Factoring Fourier transforms with zeros in a strip

Abstract:

$f$ is the Fourier transform of an infinitely differentiable function of compact support on ${\mathbf {R}}$ if, and only if, $f$ is entire and of exponential type with $\left | {f\left ( x \right )} \right | = O\left ( {|x{|^{ - N}}} \right )$ for each $N > 0$ as $|x| \to \infty$ for real $x$. In some sense, such an $f$ has its zeros close to the real axis and has positive density of zeros $F$ with $n\left ( r \right ) = Dr + o\left ( r \right )$. It is shown here that if the zeros of $f$ are in a strip parallel to the real axis and if $n\left ( r \right ) = Dr + O\left ( 1 \right )$, then $f$ is the product of two such transforms with zero densities $D/2$ and indicators one-half of the indicator of $f$. There is a factorable $f$ in $\widehat {\mathcal {D}}\left ( {\mathbf {R}} \right )$ with zeros on a line and not satisfying the stricter density condition.
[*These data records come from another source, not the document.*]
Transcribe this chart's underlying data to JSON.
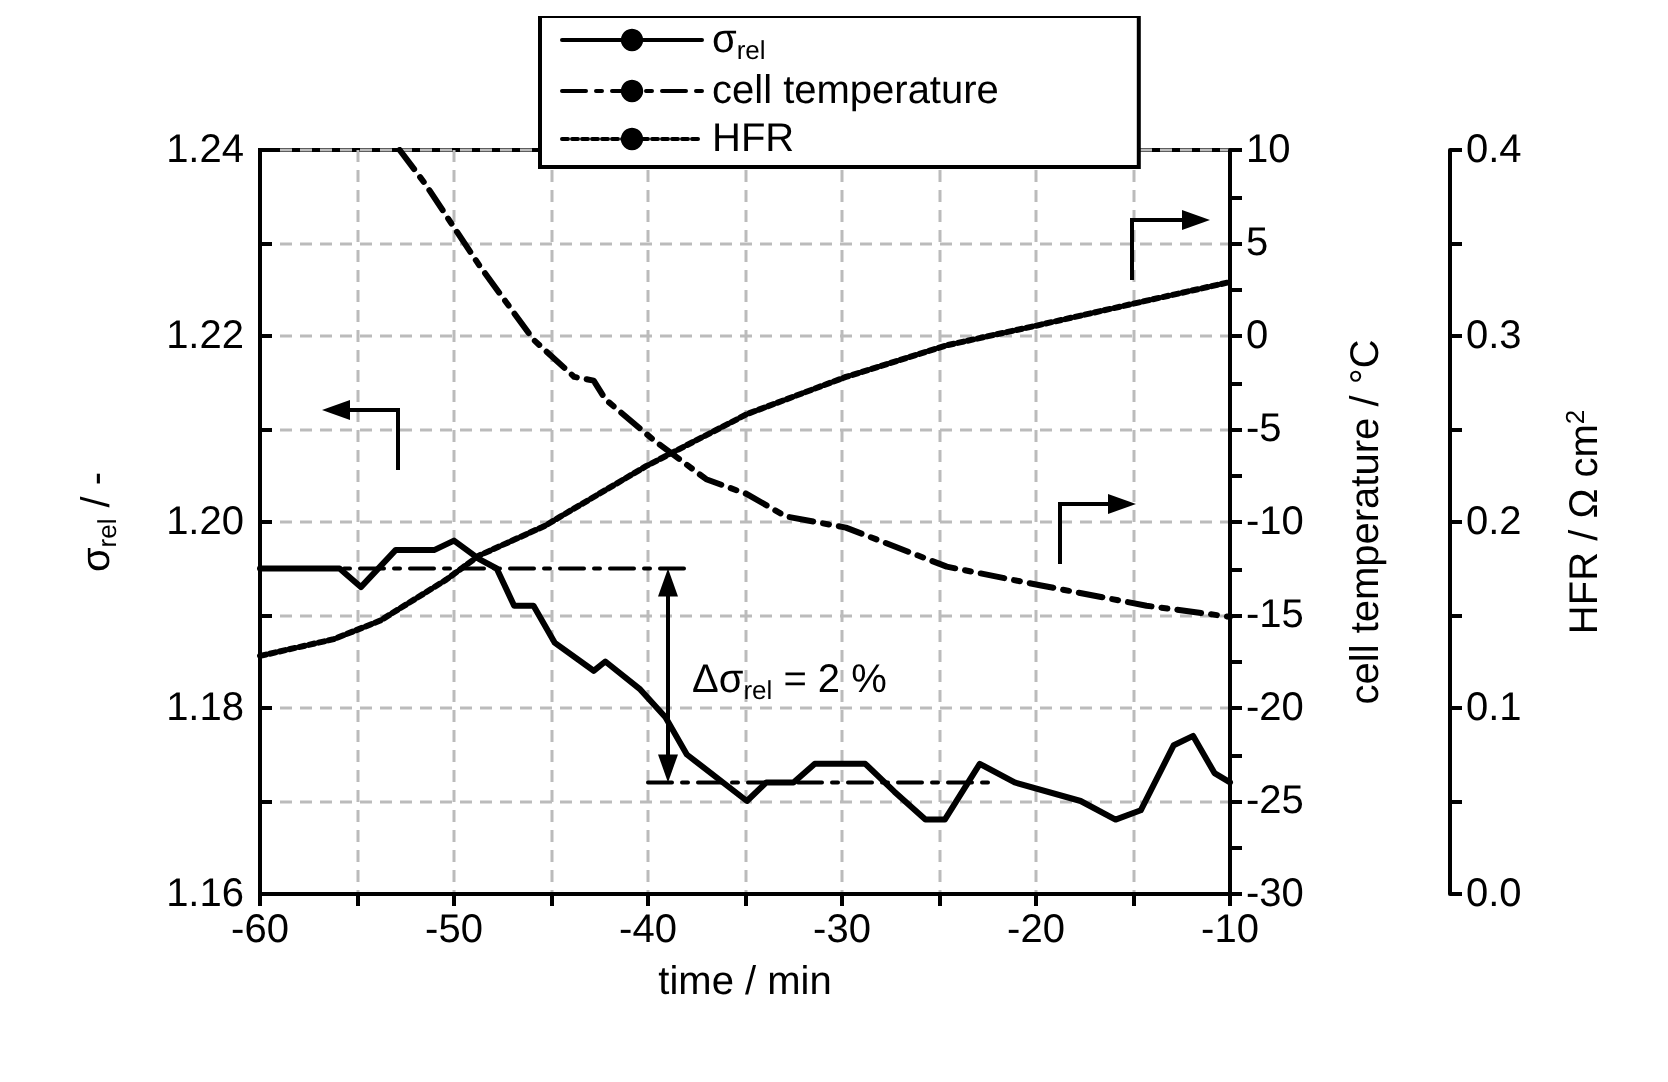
{
  "chart_data": {
    "type": "line",
    "xlabel": "time / min",
    "ylabel": "σ$_{rel}$ / -",
    "y2label": "cell temperature / °C",
    "y3label": "HFR / Ω cm$^{2}$",
    "xlim": [
      -60,
      -10
    ],
    "xticks": [
      -60,
      -50,
      -40,
      -30,
      -20,
      -10
    ],
    "ylim": [
      1.16,
      1.24
    ],
    "yticks": [
      1.16,
      1.18,
      {
        "value": 1.2,
        "label": "1.20"
      },
      1.22,
      1.24
    ],
    "y2lim": [
      -30,
      10
    ],
    "y2ticks": [
      -30,
      -25,
      -20,
      -15,
      -10,
      -5,
      0,
      5,
      10
    ],
    "y3lim": [
      0,
      0.4
    ],
    "y3ticks": [
      {
        "value": 0,
        "label": "0.0"
      },
      0.1,
      0.2,
      0.3,
      0.4
    ],
    "grid": true,
    "legend": "top",
    "marker": "none",
    "annotations": [
      "Δσ$_{rel}$ = 2 %"
    ],
    "series": [
      {
        "name": "σ$_{rel}$",
        "color": "#000000",
        "line_style": "solid",
        "x": [
          -60,
          -55.9,
          -54.8,
          -53,
          -51,
          -50,
          -48.7,
          -47.8,
          -46.9,
          -45.9,
          -44.8,
          -42.8,
          -42.2,
          -40.4,
          -39.1,
          -38,
          -34.9,
          -33.9,
          -32.5,
          -31.4,
          -29.8,
          -28.8,
          -27.3,
          -25.7,
          -24.7,
          -22.9,
          -21.1,
          -17.7,
          -15.9,
          -14.6,
          -12.9,
          -11.9,
          -10.8,
          -10
        ],
        "values": [
          1.195,
          1.195,
          1.193,
          1.197,
          1.197,
          1.198,
          1.196,
          1.195,
          1.191,
          1.191,
          1.187,
          1.184,
          1.185,
          1.182,
          1.179,
          1.175,
          1.17,
          1.172,
          1.172,
          1.174,
          1.174,
          1.174,
          1.171,
          1.168,
          1.168,
          1.174,
          1.172,
          1.17,
          1.168,
          1.169,
          1.176,
          1.177,
          1.173,
          1.172
        ]
      },
      {
        "name": "cell temperature",
        "color": "#000000",
        "line_style": "dashed",
        "axis": "y2",
        "x": [
          -52.8,
          -51.5,
          -48.7,
          -45.9,
          -43.8,
          -42.8,
          -42.2,
          -39.7,
          -37,
          -34.9,
          -32.9,
          -29.8,
          -24.6,
          -19.8,
          -14.3,
          -10
        ],
        "values": [
          10,
          8.2,
          3.8,
          -0.2,
          -2.2,
          -2.4,
          -3.4,
          -5.6,
          -7.7,
          -8.5,
          -9.7,
          -10.3,
          -12.4,
          -13.4,
          -14.5,
          -15.1
        ]
      },
      {
        "name": "HFR",
        "color": "#000000",
        "line_style": "dotted",
        "axis": "y3",
        "x": [
          -60,
          -56.2,
          -53.8,
          -50.4,
          -48.7,
          -45.3,
          -44.5,
          -40.1,
          -34.9,
          -29.8,
          -24.6,
          -19.8,
          -14.3,
          -10
        ],
        "values": [
          0.128,
          0.137,
          0.147,
          0.169,
          0.182,
          0.198,
          0.203,
          0.23,
          0.258,
          0.278,
          0.295,
          0.306,
          0.319,
          0.329
        ]
      },
      {
        "color": "#000000",
        "line_style": "dashed",
        "x": [
          -60,
          -38
        ],
        "values": [
          1.195,
          1.195
        ]
      },
      {
        "color": "#000000",
        "line_style": "dashed",
        "x": [
          -40,
          -22
        ],
        "values": [
          1.172,
          1.172
        ]
      }
    ]
  }
}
Analogous results hold for transforms of distributions of compact support on ${\mathbf {R}}$. The study was motivated by the outstanding problem of Ehrenpreis that asks if $\mathcal {D}\left ( {\mathbf {R}} \right ) * \mathcal {D}\left ( {\mathbf {R}} \right ) = \mathcal {D}\left ( {\mathbf {R}} \right )$.